Thursday, July 1, 2010

Clay as Poetry

I recently had the pleasure of meeting Dr. Sally Buckner, poet and retired English professor at Peace College. I was helping fire the kiln at the community center where she lives and found out she had written a poem about clay. It is a wonderful poem that captures essence of the historical interrelationship and interdependence of clay with farming in the North Carolina Piedmont. Most early North Carolina potters were farmers. Pots were often made during light farming periods as a means to supplement incomes and to make necessities (storage jars, butter churns etc.) that could not be easily imported. Early North Carolina pottery was wood fired which requires a tremendous amount of wood and effort, an alchemy of the elements that Dr. Buckner captures with her alchemy of words. I hope you enjoy it!

CLAY by Dr.
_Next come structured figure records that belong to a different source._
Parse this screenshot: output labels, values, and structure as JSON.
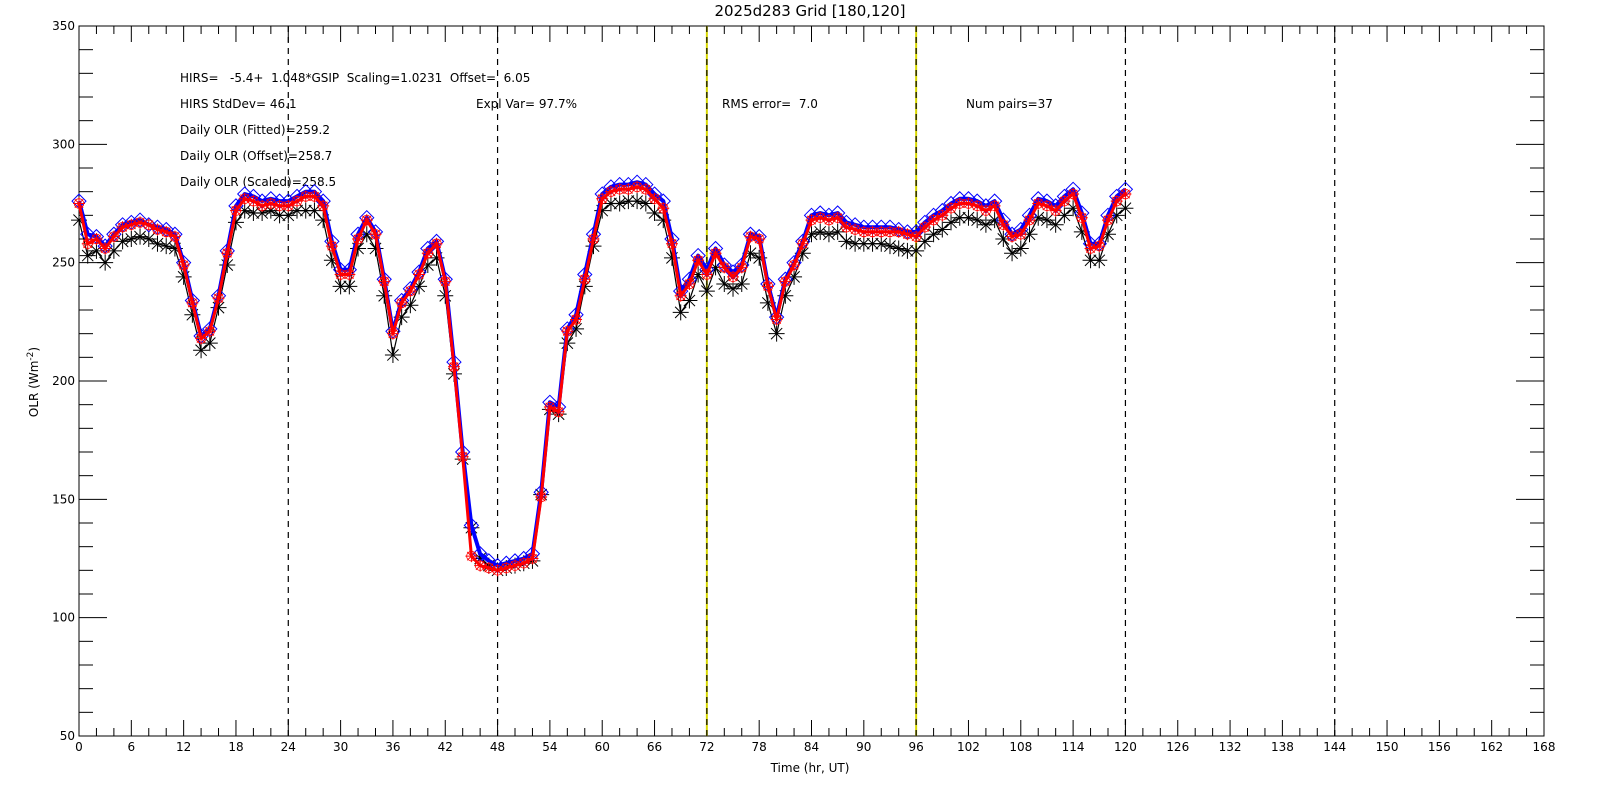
{
  "chart_data": {
    "type": "line",
    "title": "2025d283 Grid [180,120]",
    "xlabel": "Time (hr, UT)",
    "ylabel": "OLR (Wm",
    "ylabel_sup": "-2",
    "ylabel_close": ")",
    "xlim": [
      0,
      168
    ],
    "ylim": [
      50,
      350
    ],
    "xticks": [
      "0",
      "6",
      "12",
      "18",
      "24",
      "30",
      "36",
      "42",
      "48",
      "54",
      "60",
      "66",
      "72",
      "78",
      "84",
      "90",
      "96",
      "102",
      "108",
      "114",
      "120",
      "126",
      "132",
      "138",
      "144",
      "150",
      "156",
      "162",
      "168"
    ],
    "yticks": [
      "50",
      "100",
      "150",
      "200",
      "250",
      "300",
      "350"
    ],
    "grid": false,
    "day_lines": {
      "black": [
        24,
        48,
        120,
        144
      ],
      "yellow": [
        72,
        96
      ]
    },
    "annotations": [
      {
        "text": "HIRS=   -5.4+  1.048*GSIP  Scaling=1.0231  Offset=  6.05"
      },
      {
        "text": "HIRS StdDev= 46.1"
      },
      {
        "text": "Expl Var= 97.7%"
      },
      {
        "text": "RMS error=  7.0"
      },
      {
        "text": "Num pairs=37"
      },
      {
        "text": "Daily OLR (Fitted)=259.2"
      },
      {
        "text": "Daily OLR (Offset)=258.7"
      },
      {
        "text": "Daily OLR (Scaled)=258.5"
      }
    ],
    "x": [
      0,
      1,
      2,
      3,
      4,
      5,
      6,
      7,
      8,
      9,
      10,
      11,
      12,
      13,
      14,
      15,
      16,
      17,
      18,
      19,
      20,
      21,
      22,
      23,
      24,
      25,
      26,
      27,
      28,
      29,
      30,
      31,
      32,
      33,
      34,
      35,
      36,
      37,
      38,
      39,
      40,
      41,
      42,
      43,
      44,
      45,
      46,
      47,
      48,
      49,
      50,
      51,
      52,
      53,
      54,
      55,
      56,
      57,
      58,
      59,
      60,
      61,
      62,
      63,
      64,
      65,
      66,
      67,
      68,
      69,
      70,
      71,
      72,
      73,
      74,
      75,
      76,
      77,
      78,
      79,
      80,
      81,
      82,
      83,
      84,
      85,
      86,
      87,
      88,
      89,
      90,
      91,
      92,
      93,
      94,
      95,
      96,
      97,
      98,
      99,
      100,
      101,
      102,
      103,
      104,
      105,
      106,
      107,
      108,
      109,
      110,
      111,
      112,
      113,
      114,
      115,
      116,
      117,
      118,
      119,
      120
    ],
    "series": [
      {
        "color": "#0000ff",
        "marker": "diamond",
        "values": [
          276,
          262,
          261,
          257,
          262,
          266,
          267,
          268,
          266,
          265,
          264,
          262,
          250,
          234,
          219,
          222,
          236,
          255,
          274,
          279,
          278,
          276,
          277,
          276,
          276,
          278,
          280,
          280,
          276,
          259,
          247,
          247,
          262,
          269,
          263,
          243,
          221,
          234,
          239,
          246,
          256,
          259,
          243,
          208,
          170,
          139,
          127,
          124,
          122,
          123,
          124,
          125,
          127,
          153,
          191,
          189,
          222,
          228,
          245,
          262,
          279,
          282,
          283,
          283,
          284,
          283,
          279,
          276,
          260,
          238,
          243,
          253,
          247,
          256,
          249,
          246,
          249,
          262,
          261,
          241,
          227,
          243,
          250,
          259,
          270,
          271,
          270,
          271,
          267,
          266,
          265,
          265,
          265,
          265,
          264,
          263,
          263,
          267,
          270,
          272,
          275,
          277,
          277,
          276,
          274,
          276,
          268,
          262,
          264,
          270,
          277,
          276,
          274,
          278,
          281,
          271,
          258,
          258,
          270,
          278,
          281
        ]
      },
      {
        "color": "#ff0000",
        "marker": "star",
        "values": [
          275,
          258,
          260,
          256,
          261,
          265,
          266,
          267,
          266,
          264,
          263,
          261,
          249,
          233,
          218,
          221,
          235,
          254,
          272,
          277,
          276,
          274,
          275,
          274,
          274,
          276,
          278,
          278,
          274,
          257,
          245,
          245,
          260,
          268,
          262,
          242,
          220,
          233,
          238,
          245,
          254,
          258,
          242,
          206,
          168,
          126,
          122,
          121,
          120,
          121,
          122,
          123,
          125,
          151,
          189,
          187,
          221,
          226,
          243,
          260,
          277,
          280,
          281,
          281,
          282,
          281,
          277,
          273,
          258,
          236,
          241,
          251,
          245,
          254,
          248,
          244,
          248,
          261,
          260,
          240,
          226,
          242,
          249,
          258,
          268,
          269,
          268,
          269,
          265,
          264,
          263,
          263,
          263,
          263,
          263,
          262,
          261,
          265,
          268,
          270,
          273,
          275,
          275,
          274,
          272,
          274,
          266,
          261,
          262,
          268,
          275,
          274,
          272,
          276,
          279,
          269,
          256,
          257,
          268,
          276,
          279
        ]
      },
      {
        "color": "#000000",
        "marker": "asterisk",
        "values": [
          268,
          253,
          255,
          250,
          255,
          259,
          260,
          261,
          260,
          258,
          257,
          256,
          244,
          228,
          213,
          216,
          231,
          249,
          267,
          272,
          271,
          271,
          272,
          270,
          270,
          272,
          272,
          272,
          268,
          251,
          240,
          240,
          256,
          262,
          256,
          236,
          211,
          227,
          232,
          240,
          249,
          252,
          236,
          203,
          167,
          138,
          125,
          122,
          120,
          121,
          122,
          123,
          124,
          152,
          188,
          186,
          216,
          222,
          240,
          257,
          272,
          275,
          275,
          276,
          276,
          275,
          271,
          268,
          252,
          229,
          234,
          245,
          238,
          248,
          241,
          239,
          241,
          254,
          252,
          233,
          220,
          236,
          244,
          254,
          262,
          263,
          262,
          263,
          259,
          258,
          258,
          258,
          258,
          257,
          256,
          255,
          255,
          259,
          262,
          264,
          267,
          269,
          269,
          268,
          266,
          268,
          260,
          254,
          256,
          262,
          269,
          268,
          266,
          270,
          273,
          263,
          251,
          251,
          262,
          270,
          273
        ]
      }
    ]
  }
}
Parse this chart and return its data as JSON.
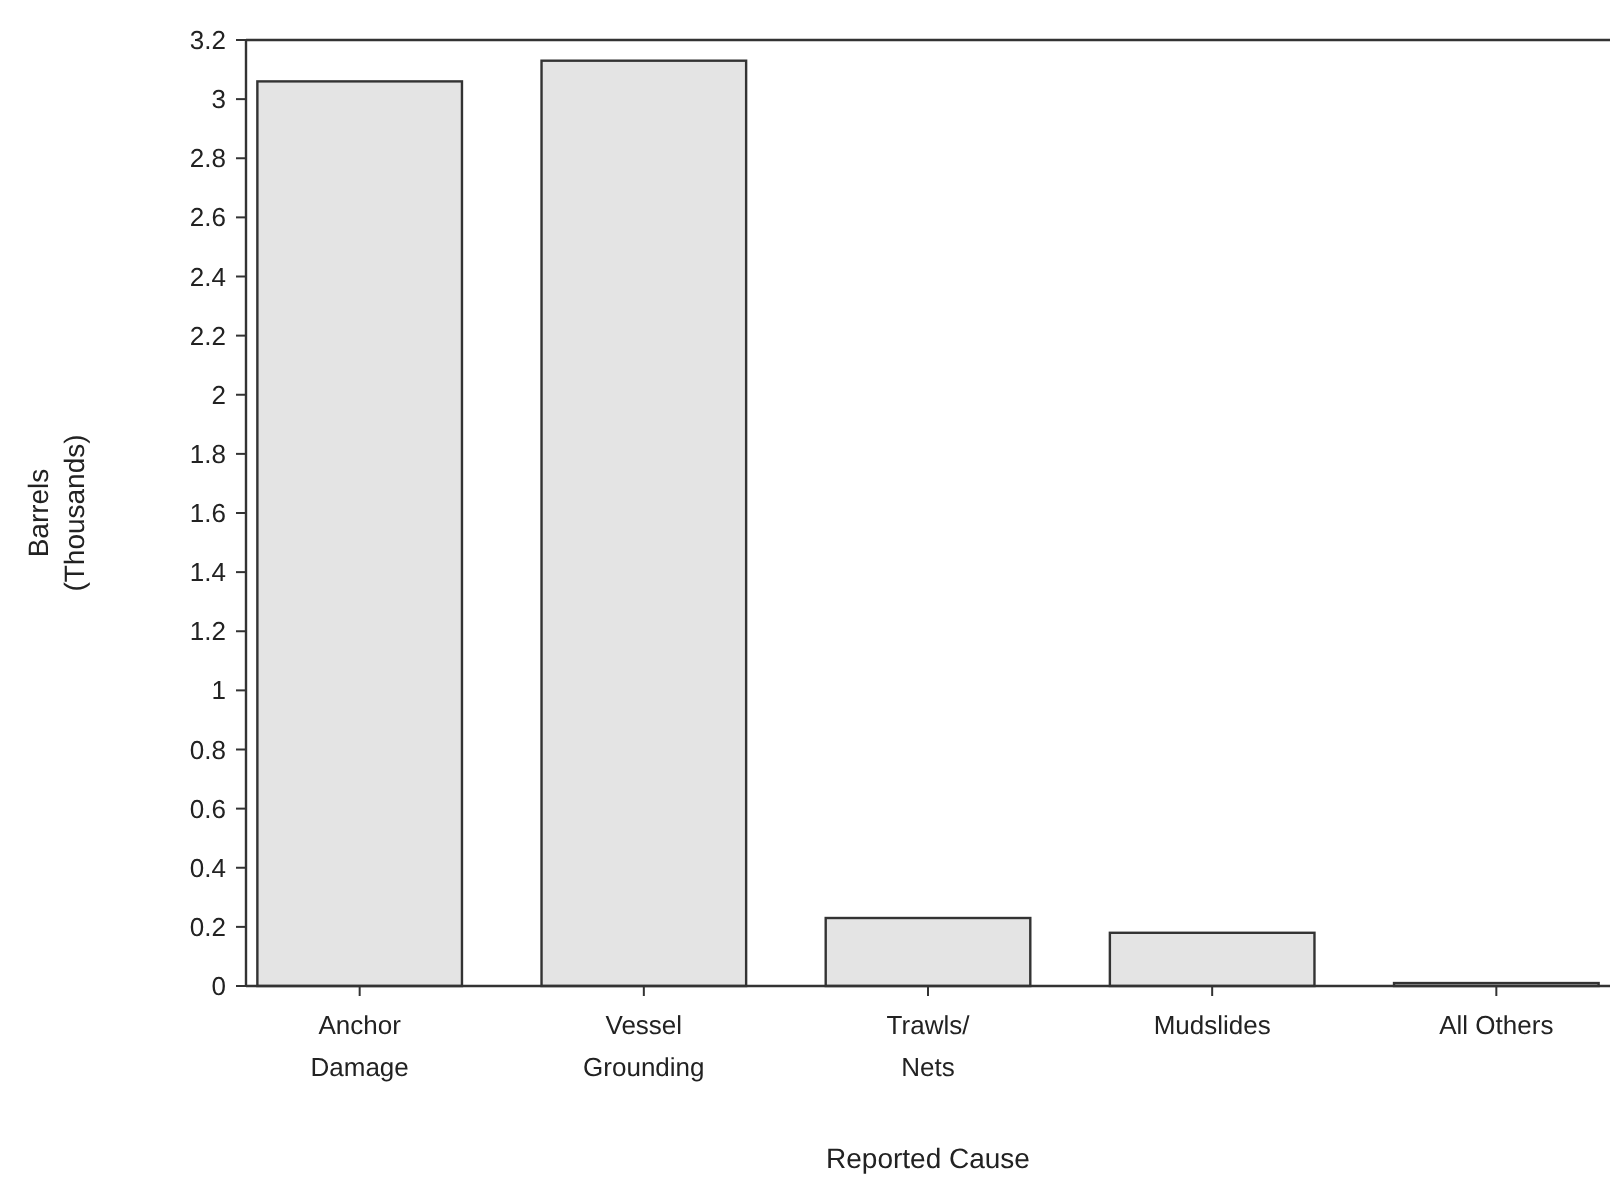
{
  "chart_data": {
    "type": "bar",
    "xlabel": "Reported Cause",
    "ylabel": "Barrels\n(Thousands)",
    "categories": [
      "Anchor\nDamage",
      "Vessel\nGrounding",
      "Trawls/\nNets",
      "Mudslides",
      "All Others"
    ],
    "values": [
      3.06,
      3.13,
      0.23,
      0.18,
      0.01
    ],
    "color": "#e4e4e4",
    "ylim": [
      0,
      3.2
    ],
    "yticks": [
      0,
      0.2,
      0.4,
      0.6,
      0.8,
      1,
      1.2,
      1.4,
      1.6,
      1.8,
      2,
      2.2,
      2.4,
      2.6,
      2.8,
      3,
      3.2
    ],
    "grid": false
  }
}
Sally Buckner

The sun, a one-eyed taskmaster, jabbed
Grandpa's shoulders humped above the plow
that leapt its jagged way through Piedmont clay.
Urging his reluctant mule across
the russet field, Grandpa dreamed a green
landscape of tobacco stretched from barnyard
to the bluest rim of horizon.

Come July, that sun sent stern reminders
of its hard power: drove right through the bonnet
shielding Grandma's carrot-colored curls:
pulled a sheen of sweat to her three sons'
near-naked arms lost in the sticky jungle
her husband had envisioned, bedded, nurture:
pried white blooms wide, released the sweetish odor
which claimed their kin: petunia, nicotiana.

August cropping: hefty sheaves of leaves
dangled in the rough-hewn barn-turned-kiln,
surrendered moisture to the savage heat
that ranged beyond two hundred fierce degrees.
Smiling, Grandpa fingered golden leaves,
dry as the greenbacks he had yearned for
all those days in fields of clay.

Those greenbacks, savored, hoarded, passed on down
from Grandpa's soil-stained hands through my father's
frugal fingers, filled my cabinet
with stoneware spun by Carolina crafters.

Lifted from earth, dropped on a turning wheel,
embraced by sturdy fingers, clay forgets
its years and centuries as ground, as bed
for that which would be green, then, later, gold.
Whirling in response to knowing hands,
it rises, thins, curves, opens
in silent, sweet ballet, assumes a shape
far removed from the random spread of field.

Partnered then with fire stoked each five minutes,
twenty-five hundred degrees, forty-eight hours,
the clay confirms its form. Cloaked in glazes
of rutile, cobalt, iron, it glows almost
as brightly as the flames that fill the kiln.
Lifted from its oven, once again
it glows in sunbeam and in candlelight,
an elemental transformation, like that
wrought by the miller's daughter in the fairy tale
who spun a pile of common straw to gold.